Sen. Kevin O’Toole urged the swift passage of legislation that he sponsors to enhance public service and attract and retain qualified judges, experienced state department leaders and proven legislative branch personnel. (SenateNJ.com)
“Clerks, tax assessors, mayors, freeholders, teachers, firefighters, police and sundry other public employees have received raises – even annual raises – while we’ve seen many important and effective public officials leave to the detriment of the people, simply because we have failed to come even close to keeping our compensation on par with the rising costs of living,” Senator O’Toole said. “Particularly as New Jersey implements a national model for criminal justice reform enacted under the Christie administration, we need the ability to attract and retain a higher caliber of public servant than we are able to now in the judicial, legislative and executive branches.
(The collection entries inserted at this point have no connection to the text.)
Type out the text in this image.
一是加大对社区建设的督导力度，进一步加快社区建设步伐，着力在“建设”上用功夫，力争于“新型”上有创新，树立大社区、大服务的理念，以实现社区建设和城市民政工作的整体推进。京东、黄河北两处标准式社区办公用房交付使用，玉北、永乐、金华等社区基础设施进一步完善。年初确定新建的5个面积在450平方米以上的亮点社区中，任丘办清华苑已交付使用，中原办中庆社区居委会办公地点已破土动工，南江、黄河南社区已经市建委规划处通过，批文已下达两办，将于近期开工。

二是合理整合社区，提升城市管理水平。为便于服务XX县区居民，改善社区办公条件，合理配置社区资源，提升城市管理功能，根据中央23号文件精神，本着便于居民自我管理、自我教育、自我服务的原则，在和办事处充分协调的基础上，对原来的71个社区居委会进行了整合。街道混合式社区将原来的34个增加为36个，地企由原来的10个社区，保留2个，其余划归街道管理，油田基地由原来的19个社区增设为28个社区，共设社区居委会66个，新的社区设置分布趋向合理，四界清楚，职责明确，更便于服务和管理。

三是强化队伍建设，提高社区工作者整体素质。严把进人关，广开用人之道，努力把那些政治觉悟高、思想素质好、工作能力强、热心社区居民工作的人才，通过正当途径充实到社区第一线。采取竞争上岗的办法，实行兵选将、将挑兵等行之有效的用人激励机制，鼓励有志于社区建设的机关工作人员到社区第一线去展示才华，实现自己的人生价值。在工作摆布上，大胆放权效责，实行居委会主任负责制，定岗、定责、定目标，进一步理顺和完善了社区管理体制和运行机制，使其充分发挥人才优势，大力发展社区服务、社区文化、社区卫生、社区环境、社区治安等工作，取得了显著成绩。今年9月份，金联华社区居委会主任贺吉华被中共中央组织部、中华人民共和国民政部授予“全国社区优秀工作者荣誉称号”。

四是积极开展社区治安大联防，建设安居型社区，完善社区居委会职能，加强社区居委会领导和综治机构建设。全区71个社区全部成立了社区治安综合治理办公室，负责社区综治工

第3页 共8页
In the past two decades that New Jersey has fallen behind in compensating these critical positions, other states and the federal government have provided reasonable pay raises, at least keeping up with inflation.”
Below are the components proposed in S-2851:
- Increase judicial salaries over a two year period beginning in 2017 at a rate of 3% annually, and then adjusting thereafter annually based upon CPI;
- Permits a sitting Governor to pay cabinet officers and senior executive staff on a scale of up to $175,000;
- Permits any State officer to receive compensation for books or published works; and
- Increase staff salary allocation, per legislator, by $30,000.
The pay rate for New Jersey judges has not increased since January 2009 and, due to their increased benefits contributions, judges’ net pay is now lower than it was in January 2007. The salary of New Jersey judges has remained flat in the past seven years, while the income of a federal judge has increased by about 15 percent in that time.
Executive branch cabinet members who head New Jersey state departments have not seen a raise since 2005. Also, the total salary allocation per legislator for staff has remained at $110,000 since 2002, meaning many staff members who deal daily with constituents to solve individual, family, regional and state issues have either received no raise despite inflation and higher costs or exited public service to support themselves and their families.
If judges’ salaries, for example, kept pace with inflation since 2009, they would be making $184,228 compared to federal judges’ current salaries of $203,100. Bipartisan S-2851 would increase New Jersey judges’ and executive cabinet members’ salaries to $175,000.
“This isn’t a Republican or Democrat issue, this is to ensure we are able to attract and retain the best and brightest to serve the people of New Jersey,” Senator O’Toole said.
Another competitive component of S-2851 is to allow New Jersey’s executive members to author and have their books published.
“This is not a unique provision, it’s simply a First Amendment right that has been denied in New Jersey,” O’Toole said. “Just as then-Senator Barack Obama, Senator Hillary Clinton, Senator Cory Booker, then-Senator John F. Kennedy, Senator Barbara Boxer, Senator Orrin Hatch, Senator Harry Reid, Senator Robert Menendez, Senator John McCain, Senator Diane Feinstein, Senator Evan Bayh, Senator Bill Bradley, Senator Elizabeth Warren, the late Senator John Glenn, Governor Bill Richardson, and Governor Scott Walker, to name a few, have all published books while in office.”